What happens if you turn fsync off?  Once a xlog file is fully written, it is immediately fsynced, even if the backend is holding WALWriteLock or wal_insert (or both) at the time, and even if synchrounous_commit is off.  Assuming this machine has a BBU so that it doesn't have to wait for disk rotation, still fsyncs are expensive because the kernel has to find all the data and get it sent over to the BBU, while holding locks.
 

....

Second, ClientRead becomes a bigger and bigger issue as the number of
clients increases; by 192 clients, it appears in 45% of the samples.
That basically means that pgbench is increasingly unable to keep up
with the server; for whatever reason, it suffers more than the server
does from the increasing lack of CPU resources. 

I would be careful about that interpretation.  If you asked pgbench, it would probably have the opposite opinion.

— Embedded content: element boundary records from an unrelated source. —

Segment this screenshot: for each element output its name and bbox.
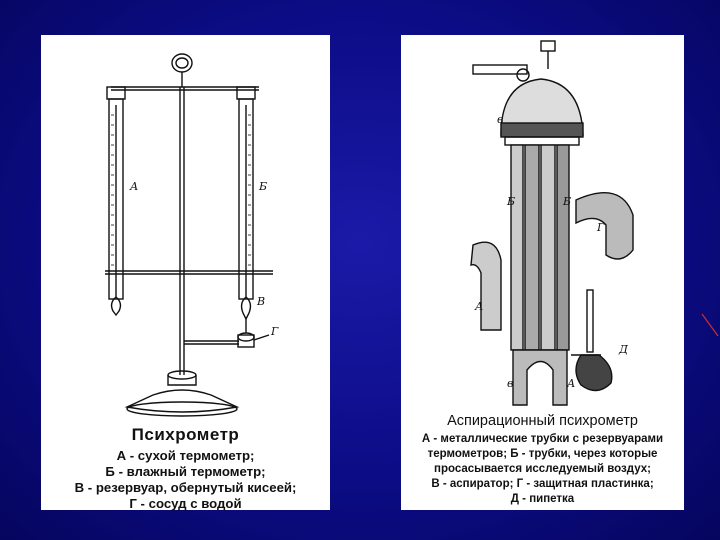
legend-line: В - резервуар, обернутый кисеей; xyxy=(74,480,297,495)
psychrometer-caption xyxy=(41,425,330,512)
legend-line: А - металлические трубки с резервуарами xyxy=(421,433,664,445)
legend-line: Б - влажный термометр; xyxy=(105,464,266,479)
aspiration-psychrometer-panel xyxy=(401,35,684,510)
label-v-top: в xyxy=(497,113,504,126)
aspiration-psychrometer-title: Аспирационный психрометр xyxy=(447,413,638,429)
label-g: Г xyxy=(597,221,605,234)
aspiration-psychrometer-illustration xyxy=(401,35,684,407)
legend-line: Г - сосуд с водой xyxy=(129,496,242,511)
decorative-stroke xyxy=(700,310,720,340)
aspiration-psychrometer-caption xyxy=(401,413,684,507)
label-b-left: Б xyxy=(507,195,516,208)
label-g: Г xyxy=(271,325,279,338)
label-a: А xyxy=(130,180,139,193)
psychrometer-panel xyxy=(41,35,330,510)
legend-line: просасывается исследуемый воздух; xyxy=(434,463,651,475)
psychrometer-illustration xyxy=(41,35,330,420)
legend-line: В - аспиратор; Г - защитная пластинка; xyxy=(431,478,654,490)
legend-line: Д - пипетка xyxy=(510,493,575,505)
label-v-bottom: в xyxy=(507,377,514,390)
psychrometer-title: Психрометр xyxy=(131,425,240,444)
label-b-right: Б xyxy=(563,195,572,208)
label-a-bottom: А xyxy=(567,377,576,390)
legend-line: термометров; Б - трубки, через которые xyxy=(427,448,658,460)
label-d: Д xyxy=(619,343,628,356)
label-b: Б xyxy=(259,180,268,193)
legend-line: А - сухой термометр; xyxy=(116,448,255,463)
label-a-detail: А xyxy=(475,300,484,313)
label-v: В xyxy=(257,295,266,308)
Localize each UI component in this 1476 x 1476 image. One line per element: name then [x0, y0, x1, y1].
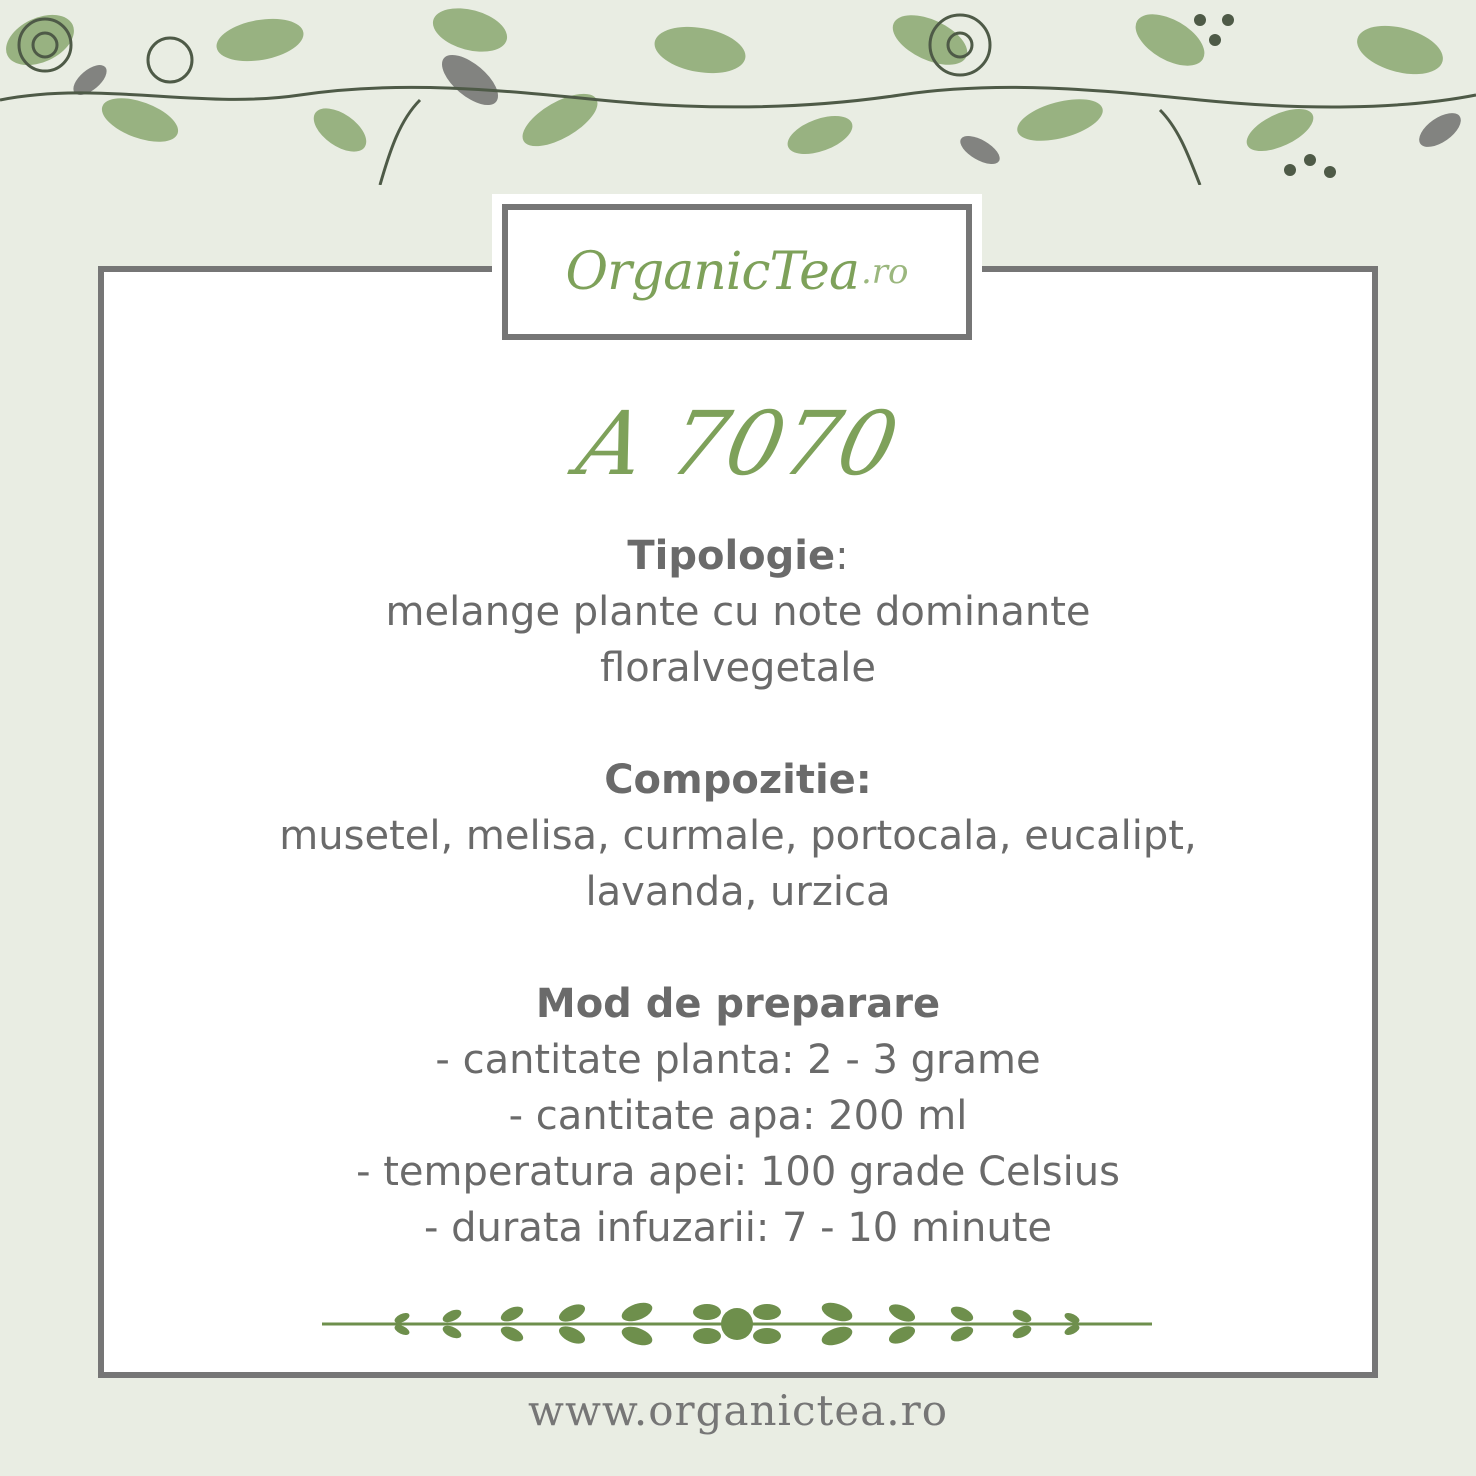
preparare-section	[0, 976, 1476, 1256]
website-url[interactable]: www.organictea.ro	[528, 1386, 948, 1435]
preparare-line-1: - cantitate planta: 2 - 3 grame	[435, 1037, 1041, 1083]
logo-box	[492, 194, 982, 340]
tipologie-line-2: floralvegetale	[600, 645, 876, 691]
tipologie-heading: Tipologie	[627, 533, 836, 579]
preparare-line-2: - cantitate apa: 200 ml	[508, 1093, 968, 1139]
compozitie-heading: Compozitie:	[604, 757, 872, 803]
tipologie-colon: :	[835, 533, 849, 579]
leaf-divider-ornament	[322, 1298, 1152, 1348]
compozitie-line-1: musetel, melisa, curmale, portocala, eucalipt,	[279, 813, 1197, 859]
floral-border-illustration	[0, 0, 1476, 185]
tipologie-line-1: melange plante cu note dominante	[385, 589, 1091, 635]
brand-logo	[502, 204, 972, 340]
preparare-line-4: - durata infuzarii: 7 - 10 minute	[423, 1205, 1053, 1251]
preparare-heading: Mod de preparare	[535, 981, 941, 1027]
tipologie-section	[0, 528, 1476, 696]
logo-main-text: OrganicTea	[565, 242, 859, 302]
compozitie-line-2: lavanda, urzica	[585, 869, 891, 915]
tipologie-heading-row	[0, 528, 1476, 584]
logo-suffix-text: .ro	[860, 252, 909, 292]
compozitie-section	[0, 752, 1476, 920]
preparare-line-3: - temperatura apei: 100 grade Celsius	[356, 1149, 1120, 1195]
product-name: A 7070	[569, 392, 907, 495]
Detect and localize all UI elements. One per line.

The backend tosses its response at the kernel (which will never block, because the pgbench responses are all small and the kernel will buffer them) and then goes into ClientRead.  After the backend goes into ClientRead, the kernel needs to find and wake up the pgbench, deliver the response, and pgbench has to receive and process the response.  Only then does it create a new query (I've toyed before with having pgbench construct the next query while it is waiting for a response on the previous one, but that didn't seem promising, and much of pgbench has been rewritten since then), pass the query back to the kernel. Then the kernel has to find and wake up the backend and deliver the new query.  So for a reasonable chunk of the time that the server thinks it is waiting for the client, the client also thinks it is waiting for the server.

I think we need to come up with some benchmarking queries which get more work done per round-trip to the database. And build them into the binary, because otherwise people won't use them as much as they should if they have to pass "-f" files around mailing lists and blog postings.   For example, we could enclose 5 statements of the TPC-B-like into a single function which takes aid, bid, tid, and delta as arguments.  And presumably we could drop the other two statements (BEGIN and COMMIT) as well, and rely on autocommit to get that job done.  So we could go from 7 statements to 1.

 
Third,
Lock/transactionid and Lock/tuple become more and more common as the
number of clients increases; these happen when two different pgbench
threads deciding to hit the same row at the same time.  Due to the
birthday paradox this increases pretty quickly as the number of
clients ramps up, but it's not really a server issue: there's nothing
the server can do about the possibility that two or more clients pick
the same random number at the same time.


What I have done in the past is chop a zero off from:

#define naccounts   100000

and recompile pgbench.  Then you can increase the scale factor so that you have less contention on pgbench_branches while still fitting the data in shared_buffers, or in RAM.